O livro (ou o não livro) de Oiticica tem suas raízes na troca de diálogos com quatro amigos escritores: Silviano Santiago, Waly Salomão e os irmãos Campos. É possível detectar o impacto que teve sobre Oiticica duas obras desse grupo: Galáxias, de Haroldo de Campos, e Me Segura que Eu Vou Dar um Troço, de Waly Sailormoon/Salomão. Estavam lançadas as sementes do que, ao menos, em princípio, pretendia ser um registro literário das impressões do artista sobre a Babilônia, Barnbilônia, na categoria das obras de autores estrangeiros que escreveram sobre Nova York, como Federico Garcia Lorca, em Poeta em Nova York, e Sousândrade em O Inferno de Wall Street.
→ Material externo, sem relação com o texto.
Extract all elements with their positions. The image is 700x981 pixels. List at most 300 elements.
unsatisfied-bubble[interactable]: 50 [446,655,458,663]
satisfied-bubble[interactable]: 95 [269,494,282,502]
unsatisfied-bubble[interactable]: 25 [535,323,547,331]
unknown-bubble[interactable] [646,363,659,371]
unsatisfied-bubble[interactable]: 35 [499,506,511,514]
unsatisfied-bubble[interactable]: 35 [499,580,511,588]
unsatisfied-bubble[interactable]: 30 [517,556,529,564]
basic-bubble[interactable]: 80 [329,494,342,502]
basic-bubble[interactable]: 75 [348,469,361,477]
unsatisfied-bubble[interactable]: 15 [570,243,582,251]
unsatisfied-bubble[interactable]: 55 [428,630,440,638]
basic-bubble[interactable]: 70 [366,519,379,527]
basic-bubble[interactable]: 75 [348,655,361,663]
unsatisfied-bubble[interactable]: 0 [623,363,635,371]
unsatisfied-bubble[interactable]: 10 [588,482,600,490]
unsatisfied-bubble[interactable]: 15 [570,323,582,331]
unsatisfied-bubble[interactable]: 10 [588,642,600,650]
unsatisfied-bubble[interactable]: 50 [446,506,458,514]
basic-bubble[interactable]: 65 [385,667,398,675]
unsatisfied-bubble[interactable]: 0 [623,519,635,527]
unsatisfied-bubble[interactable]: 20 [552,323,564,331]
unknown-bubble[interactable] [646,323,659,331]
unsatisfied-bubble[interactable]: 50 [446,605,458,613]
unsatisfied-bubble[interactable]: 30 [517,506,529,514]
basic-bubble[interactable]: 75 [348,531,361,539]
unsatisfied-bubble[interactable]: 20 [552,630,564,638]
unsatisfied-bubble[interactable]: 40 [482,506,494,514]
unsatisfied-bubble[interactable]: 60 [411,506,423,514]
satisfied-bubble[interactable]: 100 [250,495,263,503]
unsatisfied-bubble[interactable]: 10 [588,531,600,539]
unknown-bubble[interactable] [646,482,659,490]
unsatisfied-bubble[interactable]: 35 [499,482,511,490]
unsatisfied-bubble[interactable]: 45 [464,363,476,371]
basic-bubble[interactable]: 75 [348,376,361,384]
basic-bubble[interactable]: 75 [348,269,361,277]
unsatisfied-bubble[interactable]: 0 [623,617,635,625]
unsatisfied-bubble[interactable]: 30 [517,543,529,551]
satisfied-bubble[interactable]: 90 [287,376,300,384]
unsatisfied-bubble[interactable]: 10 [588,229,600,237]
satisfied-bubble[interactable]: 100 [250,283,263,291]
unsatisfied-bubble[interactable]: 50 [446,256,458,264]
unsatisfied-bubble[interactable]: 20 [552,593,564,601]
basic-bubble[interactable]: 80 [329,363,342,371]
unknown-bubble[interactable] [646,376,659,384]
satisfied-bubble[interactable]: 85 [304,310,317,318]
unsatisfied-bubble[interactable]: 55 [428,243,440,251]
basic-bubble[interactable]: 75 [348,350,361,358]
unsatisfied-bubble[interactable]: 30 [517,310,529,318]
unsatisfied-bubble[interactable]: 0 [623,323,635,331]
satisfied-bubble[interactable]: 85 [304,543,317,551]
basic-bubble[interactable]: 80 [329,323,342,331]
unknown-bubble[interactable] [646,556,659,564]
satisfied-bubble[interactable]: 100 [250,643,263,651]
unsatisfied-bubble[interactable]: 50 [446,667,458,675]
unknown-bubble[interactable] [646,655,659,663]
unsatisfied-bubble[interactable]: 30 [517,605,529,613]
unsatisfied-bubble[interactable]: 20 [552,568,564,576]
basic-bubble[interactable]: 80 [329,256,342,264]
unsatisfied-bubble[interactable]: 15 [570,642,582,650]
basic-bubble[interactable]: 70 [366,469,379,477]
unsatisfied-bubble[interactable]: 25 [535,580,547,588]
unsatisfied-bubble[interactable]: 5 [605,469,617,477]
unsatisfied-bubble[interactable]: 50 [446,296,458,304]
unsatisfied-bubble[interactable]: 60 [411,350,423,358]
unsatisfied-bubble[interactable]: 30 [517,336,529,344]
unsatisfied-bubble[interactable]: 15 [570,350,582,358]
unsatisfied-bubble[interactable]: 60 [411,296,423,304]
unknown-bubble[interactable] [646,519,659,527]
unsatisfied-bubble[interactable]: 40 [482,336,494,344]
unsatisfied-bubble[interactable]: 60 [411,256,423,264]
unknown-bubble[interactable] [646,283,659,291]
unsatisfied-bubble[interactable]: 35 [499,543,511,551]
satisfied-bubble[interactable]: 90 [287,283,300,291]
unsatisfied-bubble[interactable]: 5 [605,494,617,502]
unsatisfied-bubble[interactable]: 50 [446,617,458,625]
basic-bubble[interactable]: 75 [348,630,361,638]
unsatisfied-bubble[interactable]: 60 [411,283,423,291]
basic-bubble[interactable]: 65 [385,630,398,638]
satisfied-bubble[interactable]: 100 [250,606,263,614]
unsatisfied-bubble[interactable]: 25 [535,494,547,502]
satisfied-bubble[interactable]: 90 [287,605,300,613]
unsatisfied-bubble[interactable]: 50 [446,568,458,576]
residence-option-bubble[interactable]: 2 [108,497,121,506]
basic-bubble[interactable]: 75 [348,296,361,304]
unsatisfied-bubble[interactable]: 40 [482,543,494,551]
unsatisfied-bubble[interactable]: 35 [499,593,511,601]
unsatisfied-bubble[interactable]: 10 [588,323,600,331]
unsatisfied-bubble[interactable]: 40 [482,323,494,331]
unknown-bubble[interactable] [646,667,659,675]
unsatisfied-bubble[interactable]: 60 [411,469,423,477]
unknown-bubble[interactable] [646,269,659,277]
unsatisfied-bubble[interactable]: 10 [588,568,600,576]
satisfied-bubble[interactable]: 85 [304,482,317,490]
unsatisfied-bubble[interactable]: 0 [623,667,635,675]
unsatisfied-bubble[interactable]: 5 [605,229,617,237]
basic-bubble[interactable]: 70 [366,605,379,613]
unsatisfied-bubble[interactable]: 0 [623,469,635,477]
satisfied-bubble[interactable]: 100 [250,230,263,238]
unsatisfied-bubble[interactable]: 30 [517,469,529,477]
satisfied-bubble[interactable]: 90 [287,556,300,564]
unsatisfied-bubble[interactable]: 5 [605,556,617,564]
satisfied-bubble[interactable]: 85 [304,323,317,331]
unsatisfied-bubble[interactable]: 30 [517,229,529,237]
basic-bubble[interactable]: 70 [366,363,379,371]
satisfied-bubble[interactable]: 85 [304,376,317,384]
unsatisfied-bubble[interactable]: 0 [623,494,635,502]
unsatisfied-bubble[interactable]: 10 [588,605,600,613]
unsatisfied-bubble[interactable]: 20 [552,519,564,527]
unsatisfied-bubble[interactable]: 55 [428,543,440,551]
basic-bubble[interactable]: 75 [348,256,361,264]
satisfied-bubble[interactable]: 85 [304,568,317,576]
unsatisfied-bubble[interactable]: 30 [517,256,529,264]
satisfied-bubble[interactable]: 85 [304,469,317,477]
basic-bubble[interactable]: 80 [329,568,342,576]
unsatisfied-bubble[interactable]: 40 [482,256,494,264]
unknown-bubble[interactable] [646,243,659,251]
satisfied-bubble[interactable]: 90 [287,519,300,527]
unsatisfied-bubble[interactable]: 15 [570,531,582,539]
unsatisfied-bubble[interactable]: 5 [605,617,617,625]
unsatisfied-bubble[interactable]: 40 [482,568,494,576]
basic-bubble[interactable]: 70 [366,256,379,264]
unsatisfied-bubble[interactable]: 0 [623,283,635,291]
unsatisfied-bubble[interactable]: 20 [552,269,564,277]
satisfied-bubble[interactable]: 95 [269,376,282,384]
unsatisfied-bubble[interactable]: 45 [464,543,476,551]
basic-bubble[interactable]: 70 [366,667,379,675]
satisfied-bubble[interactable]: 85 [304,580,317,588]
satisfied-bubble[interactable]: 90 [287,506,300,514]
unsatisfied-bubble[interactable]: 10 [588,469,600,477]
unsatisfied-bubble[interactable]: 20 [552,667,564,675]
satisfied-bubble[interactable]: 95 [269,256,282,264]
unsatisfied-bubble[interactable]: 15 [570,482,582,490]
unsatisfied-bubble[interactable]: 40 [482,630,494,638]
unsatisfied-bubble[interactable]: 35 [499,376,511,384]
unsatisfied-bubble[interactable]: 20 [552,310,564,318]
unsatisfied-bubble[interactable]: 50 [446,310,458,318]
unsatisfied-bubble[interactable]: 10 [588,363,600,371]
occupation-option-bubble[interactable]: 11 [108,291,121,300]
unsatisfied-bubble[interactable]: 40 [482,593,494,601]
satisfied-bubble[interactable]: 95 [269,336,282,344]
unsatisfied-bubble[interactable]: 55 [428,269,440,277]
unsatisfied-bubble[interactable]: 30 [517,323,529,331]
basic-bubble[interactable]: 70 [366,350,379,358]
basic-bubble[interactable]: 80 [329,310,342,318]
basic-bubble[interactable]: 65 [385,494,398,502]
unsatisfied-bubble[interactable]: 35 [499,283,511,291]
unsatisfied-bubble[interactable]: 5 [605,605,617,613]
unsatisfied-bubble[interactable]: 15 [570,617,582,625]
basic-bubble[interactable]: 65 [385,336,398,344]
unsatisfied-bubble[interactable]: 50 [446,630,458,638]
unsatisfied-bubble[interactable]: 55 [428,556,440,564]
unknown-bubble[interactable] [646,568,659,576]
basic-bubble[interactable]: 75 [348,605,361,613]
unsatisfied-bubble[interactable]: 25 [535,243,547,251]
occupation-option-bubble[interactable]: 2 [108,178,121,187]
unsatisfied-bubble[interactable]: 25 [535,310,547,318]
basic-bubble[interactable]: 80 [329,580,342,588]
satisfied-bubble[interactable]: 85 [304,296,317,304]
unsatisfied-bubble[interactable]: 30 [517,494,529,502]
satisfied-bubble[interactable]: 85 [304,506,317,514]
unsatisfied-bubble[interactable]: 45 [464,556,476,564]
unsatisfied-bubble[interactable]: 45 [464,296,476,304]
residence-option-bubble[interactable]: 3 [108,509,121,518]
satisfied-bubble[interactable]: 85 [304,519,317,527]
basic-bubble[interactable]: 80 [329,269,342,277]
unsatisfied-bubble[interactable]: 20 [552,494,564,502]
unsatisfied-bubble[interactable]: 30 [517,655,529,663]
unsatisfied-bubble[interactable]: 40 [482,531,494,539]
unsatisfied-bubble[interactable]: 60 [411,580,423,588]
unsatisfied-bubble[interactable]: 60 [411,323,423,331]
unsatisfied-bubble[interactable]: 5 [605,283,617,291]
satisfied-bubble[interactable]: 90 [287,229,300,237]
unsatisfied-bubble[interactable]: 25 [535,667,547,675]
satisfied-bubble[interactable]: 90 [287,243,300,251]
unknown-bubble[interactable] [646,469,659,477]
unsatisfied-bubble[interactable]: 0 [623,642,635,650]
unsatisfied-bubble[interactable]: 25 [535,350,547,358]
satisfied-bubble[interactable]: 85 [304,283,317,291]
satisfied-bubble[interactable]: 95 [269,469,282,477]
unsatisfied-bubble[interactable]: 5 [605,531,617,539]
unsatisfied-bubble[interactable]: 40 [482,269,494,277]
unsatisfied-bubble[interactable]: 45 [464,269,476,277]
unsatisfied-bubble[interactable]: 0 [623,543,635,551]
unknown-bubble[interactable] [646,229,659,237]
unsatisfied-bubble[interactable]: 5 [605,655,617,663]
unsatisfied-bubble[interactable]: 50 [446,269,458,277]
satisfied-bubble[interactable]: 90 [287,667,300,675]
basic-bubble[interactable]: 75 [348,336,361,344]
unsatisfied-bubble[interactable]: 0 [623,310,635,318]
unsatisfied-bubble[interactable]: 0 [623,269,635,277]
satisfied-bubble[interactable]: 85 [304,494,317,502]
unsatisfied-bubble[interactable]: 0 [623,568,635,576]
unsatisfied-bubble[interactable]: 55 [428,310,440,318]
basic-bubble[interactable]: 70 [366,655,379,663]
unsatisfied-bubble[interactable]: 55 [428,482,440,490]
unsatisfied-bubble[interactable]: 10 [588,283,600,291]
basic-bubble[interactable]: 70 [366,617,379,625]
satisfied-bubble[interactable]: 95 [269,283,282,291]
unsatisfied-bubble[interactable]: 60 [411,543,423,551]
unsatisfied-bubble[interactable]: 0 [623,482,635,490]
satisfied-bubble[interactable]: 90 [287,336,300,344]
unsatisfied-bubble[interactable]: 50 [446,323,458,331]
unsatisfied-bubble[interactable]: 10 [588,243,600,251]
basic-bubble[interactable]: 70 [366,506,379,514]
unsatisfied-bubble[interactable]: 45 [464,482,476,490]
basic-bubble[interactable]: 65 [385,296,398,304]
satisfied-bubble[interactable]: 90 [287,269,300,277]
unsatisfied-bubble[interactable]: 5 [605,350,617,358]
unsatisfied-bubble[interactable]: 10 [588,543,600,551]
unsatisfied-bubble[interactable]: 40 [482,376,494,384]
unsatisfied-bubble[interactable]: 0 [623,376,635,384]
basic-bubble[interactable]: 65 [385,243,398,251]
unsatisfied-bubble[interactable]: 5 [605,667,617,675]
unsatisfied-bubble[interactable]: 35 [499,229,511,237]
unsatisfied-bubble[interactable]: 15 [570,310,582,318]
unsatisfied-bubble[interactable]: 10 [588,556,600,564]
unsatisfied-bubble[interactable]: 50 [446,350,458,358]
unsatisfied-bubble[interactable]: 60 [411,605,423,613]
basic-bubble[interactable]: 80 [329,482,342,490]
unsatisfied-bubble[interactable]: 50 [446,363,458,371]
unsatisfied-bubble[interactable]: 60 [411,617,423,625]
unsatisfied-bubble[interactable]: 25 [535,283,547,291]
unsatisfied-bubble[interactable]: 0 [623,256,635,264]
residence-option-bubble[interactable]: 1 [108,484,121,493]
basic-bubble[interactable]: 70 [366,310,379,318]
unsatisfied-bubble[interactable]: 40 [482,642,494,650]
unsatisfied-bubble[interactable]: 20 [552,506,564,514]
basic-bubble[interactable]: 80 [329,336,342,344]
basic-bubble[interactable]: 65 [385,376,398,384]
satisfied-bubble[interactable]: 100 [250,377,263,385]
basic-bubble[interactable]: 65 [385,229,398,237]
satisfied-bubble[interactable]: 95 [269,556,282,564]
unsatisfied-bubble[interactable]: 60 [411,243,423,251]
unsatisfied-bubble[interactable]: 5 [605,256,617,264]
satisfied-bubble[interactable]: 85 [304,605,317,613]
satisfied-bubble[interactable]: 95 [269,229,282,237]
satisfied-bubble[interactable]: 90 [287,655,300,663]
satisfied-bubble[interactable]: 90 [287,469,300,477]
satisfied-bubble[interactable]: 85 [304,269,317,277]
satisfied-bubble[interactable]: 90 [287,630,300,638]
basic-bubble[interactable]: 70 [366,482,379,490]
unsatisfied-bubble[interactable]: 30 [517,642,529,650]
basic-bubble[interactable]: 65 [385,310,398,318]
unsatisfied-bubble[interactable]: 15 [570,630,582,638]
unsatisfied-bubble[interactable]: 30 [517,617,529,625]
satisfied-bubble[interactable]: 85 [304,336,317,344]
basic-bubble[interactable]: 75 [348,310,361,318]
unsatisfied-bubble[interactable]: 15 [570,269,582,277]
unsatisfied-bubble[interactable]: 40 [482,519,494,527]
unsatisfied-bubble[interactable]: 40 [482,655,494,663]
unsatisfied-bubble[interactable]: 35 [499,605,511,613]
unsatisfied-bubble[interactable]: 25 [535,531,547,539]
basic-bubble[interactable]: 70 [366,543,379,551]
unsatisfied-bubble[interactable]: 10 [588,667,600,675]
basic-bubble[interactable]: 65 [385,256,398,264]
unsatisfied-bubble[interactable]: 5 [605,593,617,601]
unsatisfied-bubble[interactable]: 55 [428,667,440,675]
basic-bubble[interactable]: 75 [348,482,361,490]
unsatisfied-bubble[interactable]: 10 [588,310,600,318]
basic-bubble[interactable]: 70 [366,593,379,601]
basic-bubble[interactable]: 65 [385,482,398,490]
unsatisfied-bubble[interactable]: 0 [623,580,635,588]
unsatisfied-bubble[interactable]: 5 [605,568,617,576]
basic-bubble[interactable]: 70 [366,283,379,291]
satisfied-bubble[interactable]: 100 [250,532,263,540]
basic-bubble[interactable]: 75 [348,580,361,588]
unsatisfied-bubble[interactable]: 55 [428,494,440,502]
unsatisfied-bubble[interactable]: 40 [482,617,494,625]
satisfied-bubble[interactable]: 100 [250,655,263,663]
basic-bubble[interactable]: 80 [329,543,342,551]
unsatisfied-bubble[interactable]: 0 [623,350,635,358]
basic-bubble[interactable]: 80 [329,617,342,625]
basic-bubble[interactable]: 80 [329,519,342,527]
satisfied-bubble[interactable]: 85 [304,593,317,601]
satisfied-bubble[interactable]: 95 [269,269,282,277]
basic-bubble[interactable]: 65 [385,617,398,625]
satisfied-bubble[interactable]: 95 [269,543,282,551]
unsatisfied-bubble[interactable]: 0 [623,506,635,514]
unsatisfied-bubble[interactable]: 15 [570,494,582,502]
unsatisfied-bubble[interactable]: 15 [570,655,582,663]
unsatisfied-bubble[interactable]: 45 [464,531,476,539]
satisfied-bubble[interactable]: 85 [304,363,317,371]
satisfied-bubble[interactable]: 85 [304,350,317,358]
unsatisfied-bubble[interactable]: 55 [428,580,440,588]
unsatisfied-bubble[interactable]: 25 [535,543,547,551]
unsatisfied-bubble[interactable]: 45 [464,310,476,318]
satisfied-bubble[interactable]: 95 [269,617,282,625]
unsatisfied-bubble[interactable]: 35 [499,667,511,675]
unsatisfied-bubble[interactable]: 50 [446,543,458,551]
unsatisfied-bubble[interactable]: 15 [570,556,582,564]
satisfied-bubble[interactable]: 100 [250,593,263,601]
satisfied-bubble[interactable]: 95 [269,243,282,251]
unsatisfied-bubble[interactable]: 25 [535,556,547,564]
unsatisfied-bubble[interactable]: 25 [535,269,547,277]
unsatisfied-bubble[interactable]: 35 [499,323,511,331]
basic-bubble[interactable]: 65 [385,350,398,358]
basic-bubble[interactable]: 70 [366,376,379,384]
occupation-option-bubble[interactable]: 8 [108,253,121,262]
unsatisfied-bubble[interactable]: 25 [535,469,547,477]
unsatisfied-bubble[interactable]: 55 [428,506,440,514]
Assim como Oiticica abraçou e assumiu o experimental nas artes plásticas, não foi diferente em sua incursão pela literatura. Os escritos exploram experiências de linguagem e formato. Mescla idiomas, inventa e funde palavras, abre espaço para recortes e fotografias, preocupa-se com o “desenho” da página, às vezes, dando a impressão de que a forma importa mais que o conteúdo. Promove associações criativas entre músicos, poetas, teóricos e suas obras em um diálogo que une Ezra Pound, Jimi Hendrix, Nietzche, Rolling Stones, Malevich, Yoko Ono, Gertrude Stein e The Kinks.
Pode-se dizer que toda a obra de Oiticica – incluindo seus conglomerados – caracteriza-se como trabalho em progressão/work in progress. Arte que se reinventa e se transforma a todo instante, não inacabada, mas sempre em aberto.